Brazil’s health regulator announced that it has “interrupted” clinical trials of a coronavirus vaccine developed by Chinese pharmaceutical company Sinovac Biotech after a “serious incident” registered on Oct. 29 involving a volunteer recipient.
ANVISA did not provide further details about what happened but indicated in a statement that such incidents could include death, potentially fatal side effects, severe disability, hospitalization and other “clinically significant events.”
Trials with the Sinovac vaccine are also being carried out in Turkey, Indonesia and Bangladesh.

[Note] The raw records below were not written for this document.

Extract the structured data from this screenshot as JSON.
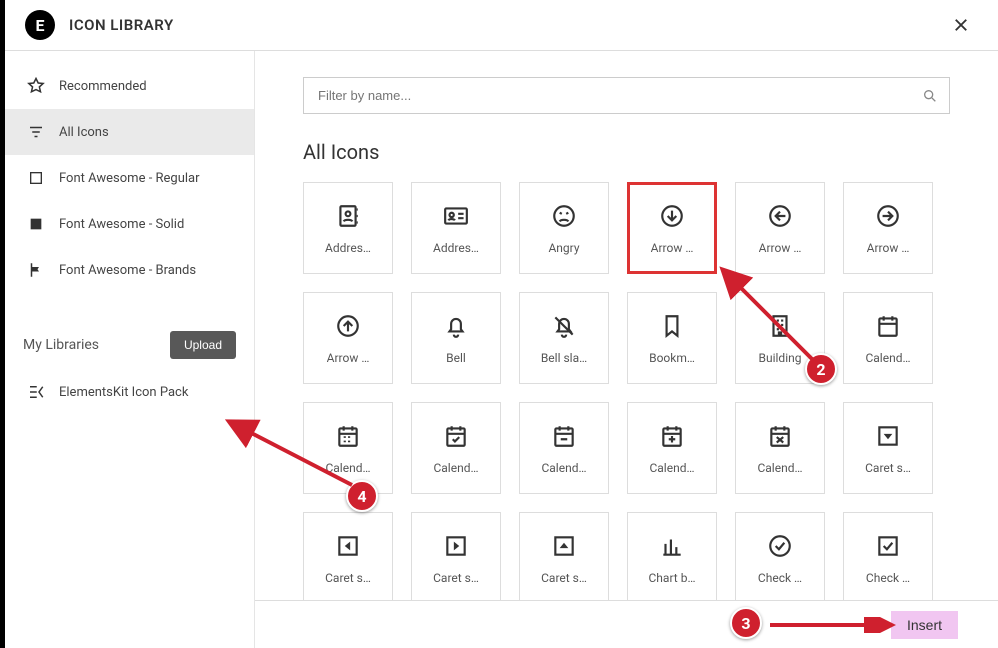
{
  "header": {
    "title": "ICON LIBRARY",
    "logo_text": "E"
  },
  "sidebar": {
    "items": [
      {
        "label": "Recommended",
        "icon": "star-icon",
        "active": false
      },
      {
        "label": "All Icons",
        "icon": "filter-lines-icon",
        "active": true
      },
      {
        "label": "Font Awesome - Regular",
        "icon": "square-outline-icon",
        "active": false
      },
      {
        "label": "Font Awesome - Solid",
        "icon": "square-solid-icon",
        "active": false
      },
      {
        "label": "Font Awesome - Brands",
        "icon": "flag-icon",
        "active": false
      }
    ],
    "my_libs_label": "My Libraries",
    "upload_label": "Upload",
    "libs": [
      {
        "label": "ElementsKit Icon Pack",
        "icon": "ek-icon"
      }
    ]
  },
  "search": {
    "placeholder": "Filter by name..."
  },
  "grid": {
    "title": "All Icons",
    "items": [
      {
        "label": "Addres…",
        "icon": "address-book-icon"
      },
      {
        "label": "Addres…",
        "icon": "address-card-icon"
      },
      {
        "label": "Angry",
        "icon": "angry-face-icon"
      },
      {
        "label": "Arrow …",
        "icon": "circle-arrow-down-icon",
        "selected": true
      },
      {
        "label": "Arrow …",
        "icon": "circle-arrow-left-icon"
      },
      {
        "label": "Arrow …",
        "icon": "circle-arrow-right-icon"
      },
      {
        "label": "Arrow …",
        "icon": "circle-arrow-up-icon"
      },
      {
        "label": "Bell",
        "icon": "bell-icon"
      },
      {
        "label": "Bell sla…",
        "icon": "bell-slash-icon"
      },
      {
        "label": "Bookm…",
        "icon": "bookmark-icon"
      },
      {
        "label": "Building",
        "icon": "building-icon"
      },
      {
        "label": "Calend…",
        "icon": "calendar-icon"
      },
      {
        "label": "Calend…",
        "icon": "calendar-alt-icon"
      },
      {
        "label": "Calend…",
        "icon": "calendar-check-icon"
      },
      {
        "label": "Calend…",
        "icon": "calendar-minus-icon"
      },
      {
        "label": "Calend…",
        "icon": "calendar-plus-icon"
      },
      {
        "label": "Calend…",
        "icon": "calendar-times-icon"
      },
      {
        "label": "Caret s…",
        "icon": "caret-square-down-icon"
      },
      {
        "label": "Caret s…",
        "icon": "caret-square-left-icon"
      },
      {
        "label": "Caret s…",
        "icon": "caret-square-right-icon"
      },
      {
        "label": "Caret s…",
        "icon": "caret-square-up-icon"
      },
      {
        "label": "Chart b…",
        "icon": "chart-bar-icon"
      },
      {
        "label": "Check …",
        "icon": "check-circle-icon"
      },
      {
        "label": "Check …",
        "icon": "check-square-icon"
      }
    ]
  },
  "footer": {
    "insert_label": "Insert"
  },
  "annotations": {
    "two": "2",
    "three": "3",
    "four": "4"
  }
}
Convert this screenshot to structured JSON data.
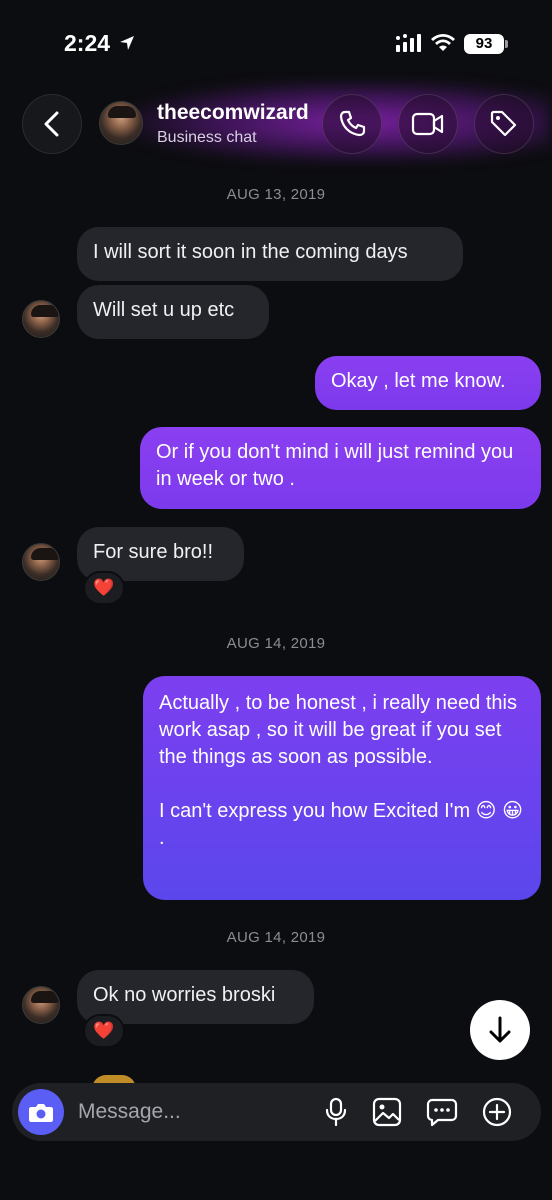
{
  "status": {
    "time": "2:24",
    "battery": "93"
  },
  "header": {
    "name": "theecomwizard",
    "subtitle": "Business chat"
  },
  "messages": {
    "date1": "AUG 13, 2019",
    "m1": "I will sort it soon in the coming days",
    "m2": "Will set u up etc",
    "m3": "Okay , let me know.",
    "m4": "Or if you don't mind i will just remind you in week or two .",
    "m5": "For sure bro!!",
    "m5_reaction": "❤️",
    "date2": "AUG 14, 2019",
    "m6": "Actually , to be honest , i really need this work asap , so it will be great if you set the things as soon as possible.\n\nI can't express you how Excited I'm 😊 😀 .",
    "date3": "AUG 14, 2019",
    "m7": "Ok no worries broski",
    "m7_reaction": "❤️"
  },
  "composer": {
    "placeholder": "Message..."
  },
  "icons": {
    "back": "chevron-left-icon",
    "call": "phone-icon",
    "video": "video-camera-icon",
    "tag": "tag-icon",
    "camera": "camera-icon",
    "mic": "microphone-icon",
    "gallery": "image-icon",
    "sticker": "chat-bubble-icon",
    "add": "plus-circle-icon",
    "scroll_down": "arrow-down-icon"
  },
  "colors": {
    "background": "#0c0d10",
    "incoming_bubble": "#25262b",
    "outgoing_bubble": "#7c3aed",
    "accent": "#5b5ef5"
  }
}
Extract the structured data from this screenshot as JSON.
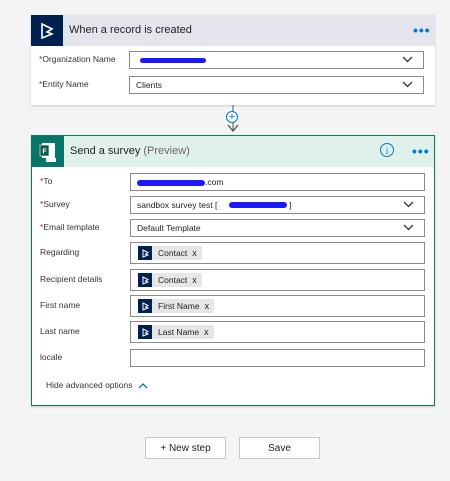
{
  "trigger": {
    "title": "When a record is created",
    "more_label": "•••",
    "fields": [
      {
        "label": "Organization Name",
        "required": true,
        "value": ""
      },
      {
        "label": "Entity Name",
        "required": true,
        "value": "Clients"
      }
    ]
  },
  "connector": {
    "add_icon": "+",
    "arrow_icon": "arrow-down"
  },
  "action": {
    "title": "Send a survey",
    "subtitle": "(Preview)",
    "info_label": "i",
    "more_label": "•••",
    "app_icon_text": "FRE",
    "fields": {
      "to": {
        "label": "To",
        "required": true,
        "value_suffix": ".com"
      },
      "survey": {
        "label": "Survey",
        "required": true,
        "value_prefix": "sandbox survey test [",
        "value_suffix": "]"
      },
      "email_template": {
        "label": "Email template",
        "required": true,
        "value": "Default Template"
      },
      "regarding": {
        "label": "Regarding",
        "required": false,
        "token": "Contact"
      },
      "recipient_details": {
        "label": "Recipient details",
        "required": false,
        "token": "Contact"
      },
      "first_name": {
        "label": "First name",
        "required": false,
        "token": "First Name"
      },
      "last_name": {
        "label": "Last name",
        "required": false,
        "token": "Last Name"
      },
      "locale": {
        "label": "locale",
        "required": false,
        "value": ""
      }
    },
    "hide_advanced_label": "Hide advanced options",
    "token_remove": "x"
  },
  "footer": {
    "new_step_label": "+ New step",
    "save_label": "Save"
  },
  "colors": {
    "accent": "#0078d4",
    "action_border": "#0f7b5f",
    "action_header": "#dff1ea",
    "dynamics_icon": "#002050",
    "forms_icon": "#077568",
    "redaction": "#1d19ff"
  }
}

Sao Paulo’s Butantan Institute, one of Brazil’s leading biomedical research centers, was carrying out the Phase 3 tests which involved 9,000 volunteers.
Sao Paulo had signed a deal with Sinovac to buy 60 million doses by the end of February and Governor Joao Doria said the immunization program could begin as soon as January 2021.
However, President Jair Bolsonaro has said his government will not buy a Chinese-made COVID-19 vaccine, which prompted some to question whether he was using politics to make public health decisions.
“The Brazilian people will not be anyone’s guinea pig,” Bolsonaro said on social media in October.
Brazil has reported more than 5.6 million COVID-19 cases since the pandemic began, making it the world’s third most-affected country after the US and India and second only to the US in the number of deaths, with nearly 163,000 registered so far, according to Johns Hopkins University.